File Ownership And Permissions In Linux/Unix

Linux and Unix are multi-user operating systems that means different users can access the operating system at a time and can use system resources simultaneously. So the files created by them will have different ownership. And also have different rights about reading, writing or execution of that file.

View file permissions

Type ls -l or ls -lah on your terminal. It will display the files/directories and permissions of those files/directories of the current directory. For better understanding view the terminal image below:

You can see the permissions are given in the red highlighted part for corresponding files and directories.

Or you can also check the permission for and individual file or directory by typing ls -l filename in your terminal.

Here is the detail of the information showing about filename in terminal

-rw-r--r-- is permission for different users of file (We will further discuss it in later part). In the next column, 1 is the number of hard links to the file. lalit lalit is file owner and group respectively. 20 is the size of file. Sep 4  is date and 12:23 is the time of file creation.
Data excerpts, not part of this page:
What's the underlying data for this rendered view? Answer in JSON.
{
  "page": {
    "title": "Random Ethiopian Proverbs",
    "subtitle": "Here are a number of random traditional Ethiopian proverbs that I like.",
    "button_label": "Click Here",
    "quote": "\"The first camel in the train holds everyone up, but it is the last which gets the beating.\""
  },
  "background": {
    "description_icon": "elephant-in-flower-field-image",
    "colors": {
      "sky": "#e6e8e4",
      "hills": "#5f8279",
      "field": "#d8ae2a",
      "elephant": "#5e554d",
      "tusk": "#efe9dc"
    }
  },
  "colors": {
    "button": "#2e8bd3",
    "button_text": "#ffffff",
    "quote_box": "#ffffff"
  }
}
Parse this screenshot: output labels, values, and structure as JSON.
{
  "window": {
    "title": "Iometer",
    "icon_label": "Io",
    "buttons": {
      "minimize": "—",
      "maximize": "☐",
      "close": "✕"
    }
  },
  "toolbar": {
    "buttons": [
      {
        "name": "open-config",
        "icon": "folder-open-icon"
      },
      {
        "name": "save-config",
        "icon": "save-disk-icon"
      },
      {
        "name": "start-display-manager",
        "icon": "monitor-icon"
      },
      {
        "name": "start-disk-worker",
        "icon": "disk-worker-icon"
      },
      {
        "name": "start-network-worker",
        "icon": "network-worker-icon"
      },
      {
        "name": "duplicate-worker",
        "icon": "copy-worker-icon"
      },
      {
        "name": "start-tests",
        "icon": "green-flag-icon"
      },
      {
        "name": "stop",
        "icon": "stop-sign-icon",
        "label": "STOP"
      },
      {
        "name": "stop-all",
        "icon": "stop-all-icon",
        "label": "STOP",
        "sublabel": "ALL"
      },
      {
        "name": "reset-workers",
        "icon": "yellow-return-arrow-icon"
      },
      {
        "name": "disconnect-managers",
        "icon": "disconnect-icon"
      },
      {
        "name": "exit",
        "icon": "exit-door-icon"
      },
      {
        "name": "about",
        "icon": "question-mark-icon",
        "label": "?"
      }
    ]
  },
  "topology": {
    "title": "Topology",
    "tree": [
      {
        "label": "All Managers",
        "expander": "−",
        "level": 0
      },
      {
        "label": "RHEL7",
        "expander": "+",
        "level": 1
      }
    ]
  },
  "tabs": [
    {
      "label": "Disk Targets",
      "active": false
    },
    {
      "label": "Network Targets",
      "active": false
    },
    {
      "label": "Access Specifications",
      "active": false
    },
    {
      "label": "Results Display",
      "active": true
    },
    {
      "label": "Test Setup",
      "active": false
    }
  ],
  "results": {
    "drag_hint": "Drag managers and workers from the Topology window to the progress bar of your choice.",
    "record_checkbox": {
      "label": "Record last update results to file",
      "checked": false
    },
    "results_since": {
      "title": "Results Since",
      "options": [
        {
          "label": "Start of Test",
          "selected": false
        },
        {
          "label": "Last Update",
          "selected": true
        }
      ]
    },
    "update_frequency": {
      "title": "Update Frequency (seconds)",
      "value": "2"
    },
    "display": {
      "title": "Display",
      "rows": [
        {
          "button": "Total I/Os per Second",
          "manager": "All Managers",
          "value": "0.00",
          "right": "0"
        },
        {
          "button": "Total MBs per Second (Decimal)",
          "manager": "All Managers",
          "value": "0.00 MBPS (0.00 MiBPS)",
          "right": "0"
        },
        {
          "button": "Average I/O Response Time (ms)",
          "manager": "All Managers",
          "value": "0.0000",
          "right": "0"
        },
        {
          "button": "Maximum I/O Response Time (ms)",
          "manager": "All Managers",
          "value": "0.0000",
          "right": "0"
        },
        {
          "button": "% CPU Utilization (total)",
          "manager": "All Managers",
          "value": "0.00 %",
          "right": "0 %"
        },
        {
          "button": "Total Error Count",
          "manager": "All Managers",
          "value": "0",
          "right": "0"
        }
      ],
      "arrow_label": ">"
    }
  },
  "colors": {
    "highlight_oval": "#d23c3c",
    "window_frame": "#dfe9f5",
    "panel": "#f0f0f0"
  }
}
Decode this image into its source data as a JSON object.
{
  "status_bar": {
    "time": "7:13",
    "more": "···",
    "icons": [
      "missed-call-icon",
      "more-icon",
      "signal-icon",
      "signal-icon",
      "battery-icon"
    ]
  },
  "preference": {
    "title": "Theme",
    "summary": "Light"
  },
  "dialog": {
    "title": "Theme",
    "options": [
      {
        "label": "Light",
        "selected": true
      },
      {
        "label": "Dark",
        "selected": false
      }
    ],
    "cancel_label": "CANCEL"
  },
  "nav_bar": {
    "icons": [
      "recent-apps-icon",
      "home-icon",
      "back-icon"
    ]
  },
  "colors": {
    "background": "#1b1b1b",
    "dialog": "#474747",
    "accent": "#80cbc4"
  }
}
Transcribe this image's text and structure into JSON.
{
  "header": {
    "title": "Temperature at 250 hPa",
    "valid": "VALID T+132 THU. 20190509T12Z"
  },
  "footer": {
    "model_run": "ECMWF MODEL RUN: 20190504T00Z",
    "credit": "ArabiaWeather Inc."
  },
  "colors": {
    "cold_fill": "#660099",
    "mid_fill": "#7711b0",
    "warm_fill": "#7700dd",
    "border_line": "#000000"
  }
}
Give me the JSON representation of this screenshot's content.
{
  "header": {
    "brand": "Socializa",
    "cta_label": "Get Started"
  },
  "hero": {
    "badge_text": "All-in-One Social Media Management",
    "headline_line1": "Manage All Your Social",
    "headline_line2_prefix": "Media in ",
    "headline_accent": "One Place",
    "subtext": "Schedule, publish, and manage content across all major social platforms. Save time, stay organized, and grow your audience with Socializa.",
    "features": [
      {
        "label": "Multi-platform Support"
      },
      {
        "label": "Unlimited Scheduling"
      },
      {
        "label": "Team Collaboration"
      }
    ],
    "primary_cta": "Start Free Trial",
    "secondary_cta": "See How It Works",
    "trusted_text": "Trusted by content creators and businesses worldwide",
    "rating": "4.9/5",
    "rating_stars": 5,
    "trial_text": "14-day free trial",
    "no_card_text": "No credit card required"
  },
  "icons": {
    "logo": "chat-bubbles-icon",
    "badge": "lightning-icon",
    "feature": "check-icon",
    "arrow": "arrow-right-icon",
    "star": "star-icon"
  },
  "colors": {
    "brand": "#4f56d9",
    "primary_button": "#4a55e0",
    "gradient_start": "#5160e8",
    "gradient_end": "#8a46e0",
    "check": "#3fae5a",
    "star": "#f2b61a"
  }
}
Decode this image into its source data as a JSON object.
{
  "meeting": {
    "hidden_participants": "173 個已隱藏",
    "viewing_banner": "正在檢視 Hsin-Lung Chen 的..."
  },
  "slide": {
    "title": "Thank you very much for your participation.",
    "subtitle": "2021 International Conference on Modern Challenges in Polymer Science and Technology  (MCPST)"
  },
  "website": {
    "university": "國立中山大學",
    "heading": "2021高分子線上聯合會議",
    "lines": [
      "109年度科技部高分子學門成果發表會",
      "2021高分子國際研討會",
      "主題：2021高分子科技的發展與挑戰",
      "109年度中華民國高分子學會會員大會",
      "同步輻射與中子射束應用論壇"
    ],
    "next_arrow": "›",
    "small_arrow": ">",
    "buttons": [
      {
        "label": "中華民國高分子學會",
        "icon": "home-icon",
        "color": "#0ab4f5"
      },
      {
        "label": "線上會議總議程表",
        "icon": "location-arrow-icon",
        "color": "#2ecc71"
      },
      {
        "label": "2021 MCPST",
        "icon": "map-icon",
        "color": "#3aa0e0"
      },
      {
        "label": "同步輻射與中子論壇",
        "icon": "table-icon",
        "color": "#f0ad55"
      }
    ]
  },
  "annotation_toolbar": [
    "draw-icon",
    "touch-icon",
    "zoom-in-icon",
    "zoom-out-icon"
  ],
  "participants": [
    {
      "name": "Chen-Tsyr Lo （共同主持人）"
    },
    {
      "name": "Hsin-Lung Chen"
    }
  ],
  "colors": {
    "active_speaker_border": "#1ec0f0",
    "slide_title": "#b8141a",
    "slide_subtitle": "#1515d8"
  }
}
And the final column contains the name of the file.

File access modes

A file or directory can be accessed in the following modes.

r (read) – It grants permission to read a file.

w(write)- A file granted with write permission can be edited.

x(execute)- A file with this permission can be run or executed. And a program files must be granted with x permission in order to execute it.

Levels of file ownership

Every file or directory in Linux or Unix have the following levels of ownership

1. User or owner permission –  A person who created the file is set as the owner of that file. The system’s root user can change these attributes of the file or directory.

The underlined part of -rw-r--r-- is the permission granted for an owner regarding a filename that means an owner has read, write permissions but not executing it. The first block is reserved for d (directory) in case of a directory otherwise it is left blank. And the next three blocks shows the permission for a user.

2. Group permissions – A group or team can have multiple users. And it can be used to grant shared access to the files or directories for group members as its a convenient way to do so. The permission granted for a group will be applicable to all the group members.

The underlined part of -rw-r--r-- shows group permission that means group has read permission only. The second three blocks after the user block resembles the permission for a group.

3. Other user permissions- Any other user who not created the file or not a member of any user group. By default permission to these users is permission for all.

The last three blocks are reserved for other user permission look at the underlined part in -rw-r--r-- it shows permission for other users that means other users have only read permission here.

Change file permission using chmod

To change the file and directory permission, we have to use chmod(change mode) command. The owner who created the file can change the permission for user, group, or other user by adding(+) or removing(-) the read, write or execute permissions.
There are two ways to use chmod command  –

1. Symbolic Method –

In this method, different symbols for access class i.e user(u), group(g), and others(o), operators and file access mode i.e read, write and execute are used with chmod command. Following is the list of symbols that can be used in this method

• Symbols for access class
  u (user)
  g (group)
  o(other)
  a(used for all of above)
• Symbols used for operator are-
  + (add)
  -(remove)
  =(set exact access)
• Symbols for file access mode
  r (read)
  w (write)
  x (execute)

Here are some example of using chmod in symbolic method-

$ chmod g+w filename

In this example, we are going to add write(w) permissions to group(g) for the filename. Now a group user can edit the filename.

$ chmod a-w filename

In this example write(w) permission will be removed for all(a) the access types.

$ chmod g-w+x filename

In the above example write(w) permission will be removed and execute(x) permission will be added for group users.

$ chmod -R o+r directory_name

where -R flag is used to change permission recursively in all the subdirectories under a specified directory, please. Note that you should have execute(x) permission for a directory in order to access it or use it with the cd command.

2. Absolute Method-

In this method, we use a set of numbers or sum of that number to change the permission of a file or directory

For example –

$ chmod 751 filename

user have all(4+2+1=7) the permissions, group have read and execute(4+0+1=5) permissions and other users have execute(0+0+1=1) permission only.

Changing Owner

To change ownership of a file or directory we will use chown command it stands for “change owner”. The basic syntax of chown is given below

chown user_name name_of_files

you can use UID that is user-id instead of user_name.

for example-

$ chown lalit filename

the above command will change the ownership of filename to lalit.

Changing group ownership

You can use chgrp command to change the group ownership of a file or directory. Following is the basic syntax of chgrp command-

chgrp group_name name_of_files

you can use GID that is group id instead of group_name.

for example-

$ chgrp developers_group filename

the above command will change the group of filename to developers_group.